Most of the Unbreakables were there, working out in the long, end-of-day shadows. Johnson and Wilson traded places on the weight bench. Hancock held one of the big plates in both hands and was curling it behind his head. Taylor had a dumbbell in each hand and curled them up to his shoulders again and again. A bar settled behind Kennedy’s neck just as she locked eyes with Danielle.
Why did all their exercise seem so wrong?
The rack of rifles was behind them. Behind all of them. If Gibbs or Hector had any thoughts of grabbing a weapon, they’d have to fight past every one of the soldiers.
Danielle wondered who was up in the sniper nest, and how good a view they had through the canopy.
Gibbs settled in on one side of her, Hector on the other. She didn’t hear the exoskeleton, but sometimes Cesar managed to move damned quiet in it. Better than she ever could. She hoped he was right behind them.
“We need to talk,” she told the first sergeant. “Now.”
Kennedy heaved the bar up over her head and brought it down in front of her. It paused at her waist before she crouched and let it settle on the ground. “Sure,” she said. “What about?”
Danielle pulled her fists up and set them against her hips. “What are you all up to?”
“I’m not sure what you’re—”
“No games,” said Danielle. “Explain the supplies you’re hoarding and why your soldiers aren’t exactly killing themselves to help out when things go wrong.”
The smile melted off Kennedy’s face. Everything drained away until the only thing left was the first sergeant. “I beg your pardon?”
“What happened the other day at the gate?”
Kennedy’s face shifted from neutral to aggressive. “That’s not your concern.”
“Fuck it isn’t,” spat Hector. He pointed at Wilson. “Exes got in and this guy took his sweet time doing anything about it.”
Taylor’s weight
s hit the ground. Wilson let the barbell clang down onto the stands. He sat up on the bench, opened his mouth, then snapped it shut. He looked at the first sergeant.
“You’re lucky he did anything for you, you fucking gangbanger reject,” snarled Taylor.
“Shut up, Specialist,” said Gibbs.
“Fuck you,” Taylor said. “Sir.”
Kennedy glared at the soldier. Taylor glared back, then bit his lip. He shuffled a few steps back and muttered something under his breath.
She turned her attention back to Danielle. “It’s an internal matter,” Kennedy said. “Nothing that concerns you.”
“If exes are getting into Eden, it concerns me,” said Danielle.
The four other super-soldiers spread out. Not much, but enough to be out of each other’s way. All of them stared at Danielle.
The battlesuit crunched in the gravel behind her. She wondered if it was strong enough to take all of them. Two or three, no problem. Five at once, with no armor and no weapons…

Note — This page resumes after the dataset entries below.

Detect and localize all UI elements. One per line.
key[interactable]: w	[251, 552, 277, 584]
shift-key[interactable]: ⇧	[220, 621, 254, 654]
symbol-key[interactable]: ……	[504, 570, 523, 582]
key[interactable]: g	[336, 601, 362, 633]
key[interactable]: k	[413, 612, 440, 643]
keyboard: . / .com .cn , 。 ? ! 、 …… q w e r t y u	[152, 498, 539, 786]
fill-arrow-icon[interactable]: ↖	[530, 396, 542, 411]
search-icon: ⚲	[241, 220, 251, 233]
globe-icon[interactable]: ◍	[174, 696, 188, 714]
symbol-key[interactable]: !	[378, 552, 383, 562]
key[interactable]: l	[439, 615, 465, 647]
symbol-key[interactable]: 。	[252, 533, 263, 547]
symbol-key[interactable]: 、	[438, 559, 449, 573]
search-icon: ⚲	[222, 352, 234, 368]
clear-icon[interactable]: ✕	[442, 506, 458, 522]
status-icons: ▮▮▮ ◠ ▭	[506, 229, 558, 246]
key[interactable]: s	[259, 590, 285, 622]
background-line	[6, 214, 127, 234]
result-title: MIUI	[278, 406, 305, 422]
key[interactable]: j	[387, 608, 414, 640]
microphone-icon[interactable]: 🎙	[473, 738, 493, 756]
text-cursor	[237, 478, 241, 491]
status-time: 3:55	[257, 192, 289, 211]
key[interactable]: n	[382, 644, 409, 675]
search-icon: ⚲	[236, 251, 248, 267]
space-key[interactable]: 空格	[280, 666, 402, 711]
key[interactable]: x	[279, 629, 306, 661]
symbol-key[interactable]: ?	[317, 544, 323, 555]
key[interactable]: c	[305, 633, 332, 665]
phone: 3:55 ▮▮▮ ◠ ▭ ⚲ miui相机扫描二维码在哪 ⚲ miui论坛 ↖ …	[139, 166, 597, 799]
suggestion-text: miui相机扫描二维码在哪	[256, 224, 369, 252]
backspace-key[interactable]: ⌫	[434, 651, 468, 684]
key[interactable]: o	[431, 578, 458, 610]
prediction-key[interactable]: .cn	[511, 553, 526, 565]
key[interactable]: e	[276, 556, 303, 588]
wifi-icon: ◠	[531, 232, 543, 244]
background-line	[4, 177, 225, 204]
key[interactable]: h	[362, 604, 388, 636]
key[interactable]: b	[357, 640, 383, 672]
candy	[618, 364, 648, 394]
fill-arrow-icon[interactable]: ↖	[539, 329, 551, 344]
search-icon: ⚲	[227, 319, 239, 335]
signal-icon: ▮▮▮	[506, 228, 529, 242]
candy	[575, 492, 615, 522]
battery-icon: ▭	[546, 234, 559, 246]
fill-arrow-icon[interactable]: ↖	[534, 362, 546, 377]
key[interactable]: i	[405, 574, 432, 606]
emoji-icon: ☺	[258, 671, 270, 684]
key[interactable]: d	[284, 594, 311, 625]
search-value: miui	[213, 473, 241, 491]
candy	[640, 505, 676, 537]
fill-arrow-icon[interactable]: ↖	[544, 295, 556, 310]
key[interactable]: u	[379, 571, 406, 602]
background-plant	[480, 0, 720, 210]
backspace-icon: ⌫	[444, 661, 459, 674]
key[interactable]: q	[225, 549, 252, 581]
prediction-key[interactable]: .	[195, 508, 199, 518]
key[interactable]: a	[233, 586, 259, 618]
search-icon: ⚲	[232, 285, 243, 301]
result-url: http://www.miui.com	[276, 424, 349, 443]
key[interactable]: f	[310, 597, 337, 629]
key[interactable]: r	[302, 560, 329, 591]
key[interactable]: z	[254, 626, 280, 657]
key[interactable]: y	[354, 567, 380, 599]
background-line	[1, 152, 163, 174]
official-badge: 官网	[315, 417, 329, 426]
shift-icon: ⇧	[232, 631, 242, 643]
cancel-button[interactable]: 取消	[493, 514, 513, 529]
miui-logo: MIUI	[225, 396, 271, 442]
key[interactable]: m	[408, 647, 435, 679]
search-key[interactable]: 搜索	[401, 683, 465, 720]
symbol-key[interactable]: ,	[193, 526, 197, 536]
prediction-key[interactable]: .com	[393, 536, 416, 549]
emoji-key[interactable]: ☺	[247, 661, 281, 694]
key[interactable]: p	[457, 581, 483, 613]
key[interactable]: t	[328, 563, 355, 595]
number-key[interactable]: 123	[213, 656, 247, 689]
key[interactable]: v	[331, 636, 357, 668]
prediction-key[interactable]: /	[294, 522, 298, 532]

Past the weight bench and the gun rack and the crates of supplies, a few people stood up in one of the garden lots to find the source of the raised voices. Keri the big scavenger. Javi the loudmouth. Lester. Smith. Like Danielle didn’t have enough reasons to be worried about what could happen here.
And then her eyes settled back on the barbell. The damned barbell. What was wrong with it? She looked at the dumbbells Taylor had dropped and tried to find a correlation.
Kennedy was looking her in the eyes. The first sergeant’s face and brows were rigid and stern. Her eyes were…sad? Pleading? The look popped in Danielle’s mind—the expression of someone hoping desperately you were going to cover for them.
Cover for what?
And then, days late, she did the math.
She looked at the barbell on the stand. And the one at Kennedy’s feet. And the dumbbells Taylor had dropped. And the iron plate Hancock had been using.